Através da ilustração, diz ainda Sara Antunes, “quis essencialmente transmitir amor. Só o amor nos liberta e liberta o outro, dando liberdade. Na opressão não existe amor nem liberdade. Na ilustração os cravos transformam-se em corações que disparam de um canhão”. Normalmente o canhão serve para oprimir, para impor, para matar, mas na ilustração que desenhei. Sublinha a ilustradora “a Revolução dos Cravos, tem uma mensagem muito forte, não é usado para matar, mas para libertar, com flores”. O desenho, adianta ainda, “inspira-se num acontecimento verídico do 25 de Abril: de profunda leveza e inocência, uma senhora leva um ramo de cravos que acaba por dar aos soldados, que põe as flores no topo do canhão.

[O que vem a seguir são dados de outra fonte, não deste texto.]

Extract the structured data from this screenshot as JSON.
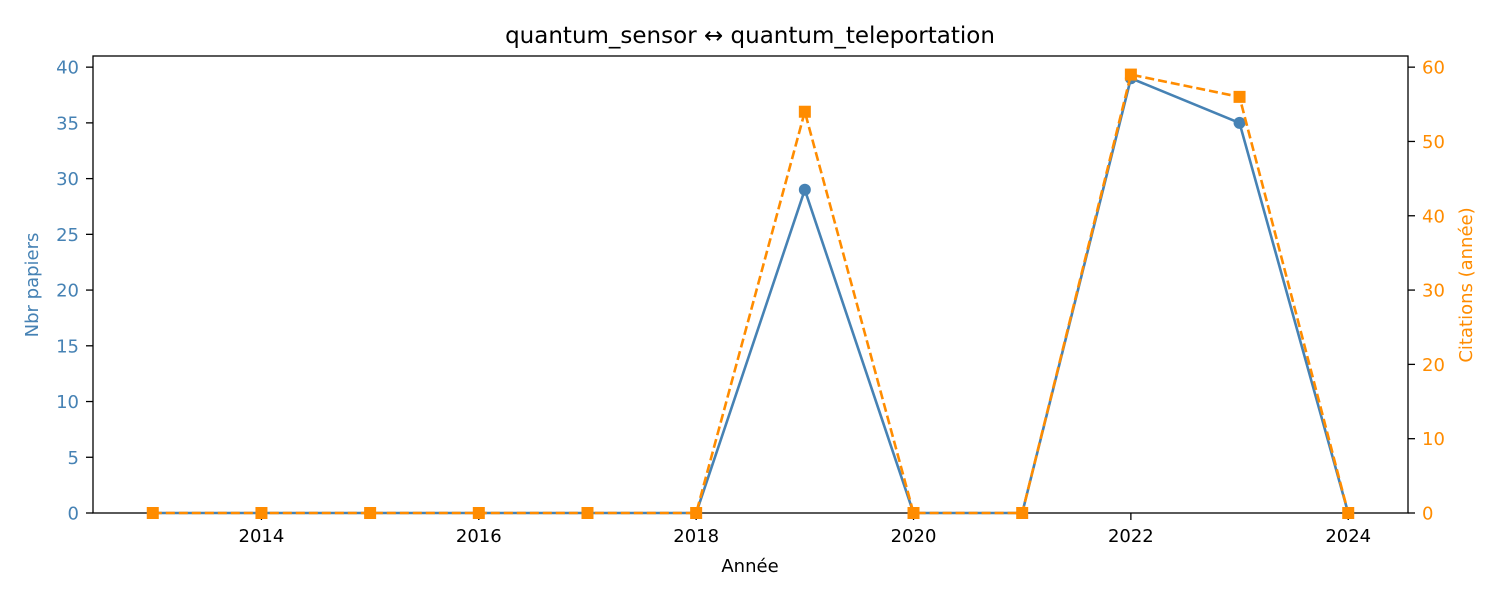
{
  "chart_data": {
    "type": "line",
    "title": "quantum_sensor  ↔  quantum_teleportation",
    "xlabel": "Année",
    "ylabel_left": "Nbr papiers",
    "ylabel_right": "Citations (année)",
    "x": [
      2013,
      2014,
      2015,
      2016,
      2017,
      2018,
      2019,
      2020,
      2021,
      2022,
      2023,
      2024
    ],
    "x_ticks": [
      2014,
      2016,
      2018,
      2020,
      2022,
      2024
    ],
    "x_tick_labels": [
      "2014",
      "2016",
      "2018",
      "2020",
      "2022",
      "2024"
    ],
    "xlim": [
      2012.45,
      2024.55
    ],
    "y_left_ticks": [
      0,
      5,
      10,
      15,
      20,
      25,
      30,
      35,
      40
    ],
    "y_left_tick_labels": [
      "0",
      "5",
      "10",
      "15",
      "20",
      "25",
      "30",
      "35",
      "40"
    ],
    "ylim_left": [
      0,
      41
    ],
    "y_right_ticks": [
      0,
      10,
      20,
      30,
      40,
      50,
      60
    ],
    "y_right_tick_labels": [
      "0",
      "10",
      "20",
      "30",
      "40",
      "50",
      "60"
    ],
    "ylim_right": [
      0,
      61.5
    ],
    "grid": false,
    "series": [
      {
        "axis": "left",
        "color": "#4682b4",
        "line_style": "solid",
        "marker": "circle",
        "values": [
          0,
          0,
          0,
          0,
          0,
          0,
          29,
          0,
          0,
          39,
          35,
          0
        ]
      },
      {
        "axis": "right",
        "color": "#ff8c00",
        "line_style": "dashed",
        "marker": "square",
        "values": [
          0,
          0,
          0,
          0,
          0,
          0,
          54,
          0,
          0,
          59,
          56,
          0
        ]
      }
    ],
    "colors": {
      "left_axis": "#4682b4",
      "right_axis": "#ff8c00",
      "frame": "#000000"
    }
  }
}
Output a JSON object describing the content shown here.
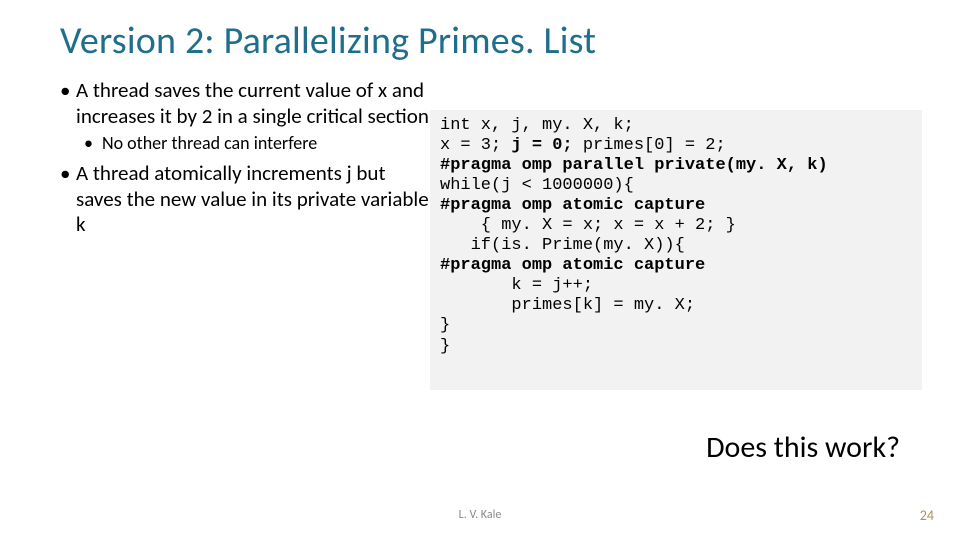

Onde há flores não há balas, só pode haver amor.”
Já para Francisco Sousa “a revolução é Zeca Afonso e Paulo de Carvalho. A revolução é Salgueiro Maia e Celeste Caeiro. A revolução és tu e sou eu. Somos todos. Em cada esquina um amigo, em cada rosto igualdade, e que não nos esqueçamos que a liberdade é de todos para todos” tal é o texto que Francisco gostaria de ver colado à imagem que desenhou.
Enfim, para Patrícia Martinho Oliveira, o 25 de Abril é o dia mais bonito do ano” e como tal, sentiu-se na obrigação de realizar uma ilustração para as celebrações do Dia da Liberdade. “Sobre a ilustração que submeti a concurso, o que tento transmitir é a paz e leveza sentida quando deixamos de viver numa ditadura. Daí as figuras humanas estarem a descansar nas folhas de um cravo, como se fossem embaladas e se sentissem tranquilas. “Sempre” será o texto colado á imagem.”